Conocimiento, o vanagloria?

 


La Biblia enseña que no todo conocimiento produce sabiduría. Hay una línea muy delgada entre quien aprende algo para servir mejor a Dios, y quien comienza a sentirse superior por lo que sabe. Por eso el apóstol Pablo escribió en Primera Carta a los Corintios que el conocimiento, cuando no está acompañado por el amor de Dios, puede llenar el corazón de orgullo.

“Y si alguno se imagina que sabe algo, aún no sabe nada como debe saberlo. Pero si alguno ama a Dios, es conocido por él.” (1 Corintios 8:2-3)

Un ejemplo claro de esto fue Nabucodonosor. Después de ver con sus propios ojos cómo Dios libró a Sadrac, Mesac y Abed-nego del horno de fuego, reconoció públicamente la grandeza del Dios de Israel y mandó a respetar Su nombre. Sin embargo, todavía no había permitido que Dios quebrantara completamente su orgullo. Conocía el poder de Dios, pero todavía no había aprendido humildad.

Dice la Escritura en Libro de Daniel:

“Mas al fin del tiempo yo Nabucodonosor alcé mis ojos al cielo, y mi razón me fue devuelta; y bendije al Altísimo, y alabé y glorifiqué al que vive para siempre.” (Daniel 4:34)

Dios permitió que Nabucodonosor perdiera el juicio y viviera como una bestia por siete años, hasta que entendió que toda gloria humana es pequeña delante del Señor. Cuando volvió sus ojos al cielo, recuperó la razón y aprendió humildad. Esto demuestra que el problema no es conocer mucho, sino permitir que el conocimiento ocupe el lugar que solo le pertenece a Dios.

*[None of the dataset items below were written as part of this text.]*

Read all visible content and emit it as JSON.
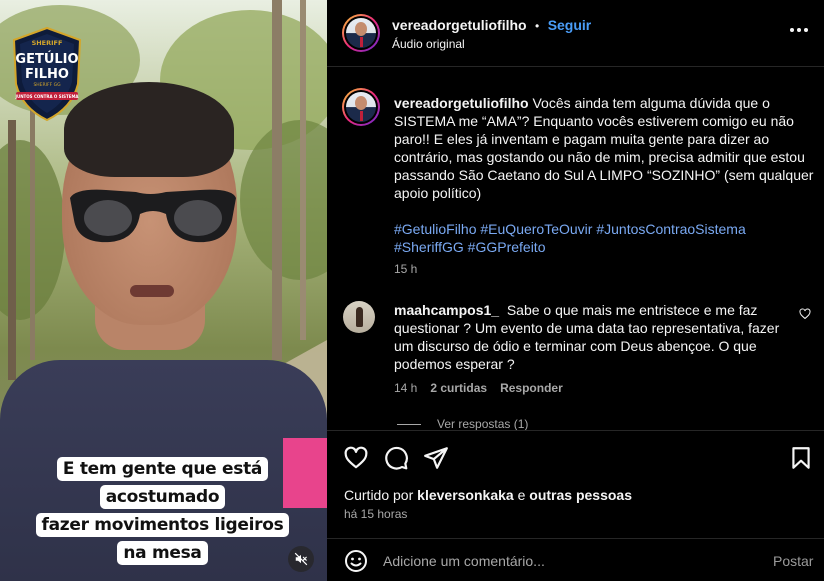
{
  "video": {
    "logo": {
      "top_text": "SHERIFF",
      "name_line1": "GETÚLIO",
      "name_line2": "FILHO",
      "sub_text": "SHERIFF GG",
      "ribbon": "JUNTOS CONTRA O SISTEMA"
    },
    "caption_line1": "E tem gente que está acostumado",
    "caption_line2": "fazer movimentos ligeiros na mesa",
    "mute_icon": "speaker-muted-icon"
  },
  "header": {
    "username": "vereadorgetuliofilho",
    "separator": "•",
    "follow_label": "Seguir",
    "audio_label": "Áudio original",
    "more_icon": "more-options-icon"
  },
  "post_caption": {
    "username": "vereadorgetuliofilho",
    "text": "Vocês ainda tem alguma dúvida que o SISTEMA me “AMA”? Enquanto vocês estiverem comigo eu não paro!! E eles já inventam e pagam muita gente para dizer ao contrário, mas gostando ou não de mim, precisa admitir que estou passando São Caetano do Sul A LIMPO “SOZINHO” (sem qualquer apoio político)",
    "hashtags": [
      "#GetulioFilho",
      "#EuQueroTeOuvir",
      "#JuntosContraoSistema",
      "#SheriffGG",
      "#GGPrefeito"
    ],
    "time": "15 h"
  },
  "comment": {
    "username": "maahcampos1_",
    "text": "Sabe o que mais me entristece e me faz questionar ? Um evento de uma data tao representativa, fazer um discurso de ódio e terminar com Deus abençoe. O que podemos esperar ?",
    "time": "14 h",
    "likes": "2 curtidas",
    "reply_label": "Responder",
    "view_replies": "Ver respostas (1)"
  },
  "actions": {
    "liked_by_prefix": "Curtido por",
    "liked_by_user": "kleversonkaka",
    "liked_by_and": "e",
    "liked_by_others": "outras pessoas",
    "posted_ago": "há 15 horas"
  },
  "composer": {
    "placeholder": "Adicione um comentário...",
    "post_label": "Postar"
  }
}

El libro de Proverbios enseña:

“El temor de Jehová es el principio de la sabiduría, Y el conocimiento del Santísimo es la inteligencia.” (Proverbios 9:10)

El temor de Dios debe estar por encima de cualquier capacidad intelectual. Una persona puede estudiar, aprender y desarrollarse, pero si su corazón se llena de vanagloria, el conocimiento termina separándolo de la voluntad de Dios. Por eso el apóstol Juan habló de “la vanagloria de la vida” como parte del sistema caído del mundo.

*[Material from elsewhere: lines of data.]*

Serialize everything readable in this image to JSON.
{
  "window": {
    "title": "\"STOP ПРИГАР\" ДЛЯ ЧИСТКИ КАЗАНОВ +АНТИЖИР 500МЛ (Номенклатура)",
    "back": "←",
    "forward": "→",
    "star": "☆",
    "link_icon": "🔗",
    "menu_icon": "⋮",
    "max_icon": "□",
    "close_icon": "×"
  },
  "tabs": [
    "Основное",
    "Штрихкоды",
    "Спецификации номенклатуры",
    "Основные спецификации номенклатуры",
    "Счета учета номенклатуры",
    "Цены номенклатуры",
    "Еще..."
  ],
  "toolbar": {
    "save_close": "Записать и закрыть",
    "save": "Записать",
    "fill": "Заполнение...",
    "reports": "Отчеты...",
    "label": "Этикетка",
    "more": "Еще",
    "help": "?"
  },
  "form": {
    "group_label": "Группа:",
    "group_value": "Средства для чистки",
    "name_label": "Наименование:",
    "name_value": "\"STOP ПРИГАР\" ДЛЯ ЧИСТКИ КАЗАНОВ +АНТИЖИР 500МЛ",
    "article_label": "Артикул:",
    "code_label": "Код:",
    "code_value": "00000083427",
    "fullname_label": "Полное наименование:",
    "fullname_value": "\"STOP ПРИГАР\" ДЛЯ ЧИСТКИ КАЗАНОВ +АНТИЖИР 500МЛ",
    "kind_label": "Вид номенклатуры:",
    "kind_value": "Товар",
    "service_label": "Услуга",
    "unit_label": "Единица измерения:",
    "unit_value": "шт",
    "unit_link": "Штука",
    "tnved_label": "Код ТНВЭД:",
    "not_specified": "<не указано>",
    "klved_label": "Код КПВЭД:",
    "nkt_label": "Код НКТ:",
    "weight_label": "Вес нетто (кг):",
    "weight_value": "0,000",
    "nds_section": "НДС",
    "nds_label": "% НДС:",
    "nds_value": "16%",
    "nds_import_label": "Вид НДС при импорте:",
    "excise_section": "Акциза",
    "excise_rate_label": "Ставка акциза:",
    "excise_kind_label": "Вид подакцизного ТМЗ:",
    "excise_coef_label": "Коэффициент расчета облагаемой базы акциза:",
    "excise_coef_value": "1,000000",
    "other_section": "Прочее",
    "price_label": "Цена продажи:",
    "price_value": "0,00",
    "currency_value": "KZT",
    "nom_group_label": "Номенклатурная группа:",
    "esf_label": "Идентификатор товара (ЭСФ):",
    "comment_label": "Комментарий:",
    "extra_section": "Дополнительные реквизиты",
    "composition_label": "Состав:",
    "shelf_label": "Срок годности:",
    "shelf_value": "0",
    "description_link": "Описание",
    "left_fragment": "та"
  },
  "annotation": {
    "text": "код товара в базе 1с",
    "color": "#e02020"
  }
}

“Porque todo lo que hay en el mundo, los deseos de la carne, los deseos de los ojos, y la vanagloria de la vida, no proviene del Padre, sino del mundo.” (1 Juan 2:16)

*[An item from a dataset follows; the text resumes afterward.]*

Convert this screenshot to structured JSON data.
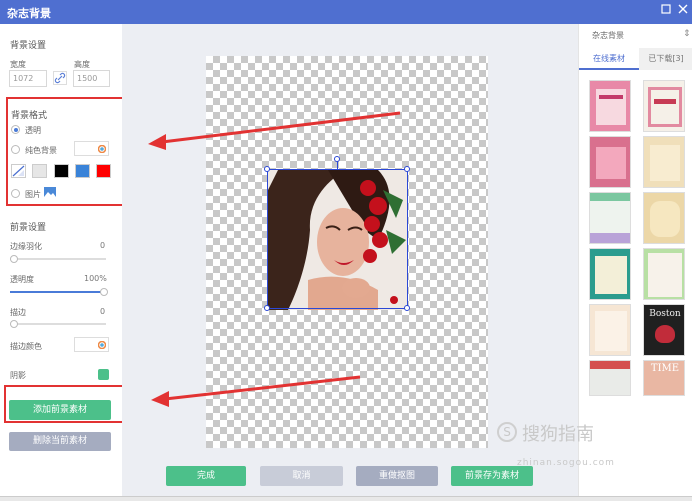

Lo triste sería que alguien que dice seguir a Cristo se aferre tanto a su propia intelectualidad que deje de escuchar la voz de Dios. El Señor no rechaza al que sabe; rechaza al orgulloso que no quiere ser corregido. Cuando Dios confronta nuestra vida, la respuesta correcta es la humildad.

Ser humilde no siempre significa rendirse sin luchar; muchas veces significa luchar para que Dios transforme nuestro carácter. Así ocurrió con Jacob, quien peleó en oración hasta recibir bendición y un nuevo nombre en Génesis. Dios puede cambiar la historia de quien reconoce su necesidad y se deja moldear por Él.

El verdadero conocimiento no es el que hace que las personas admiren nuestra inteligencia, sino el que nos acerca más al corazón de Dios.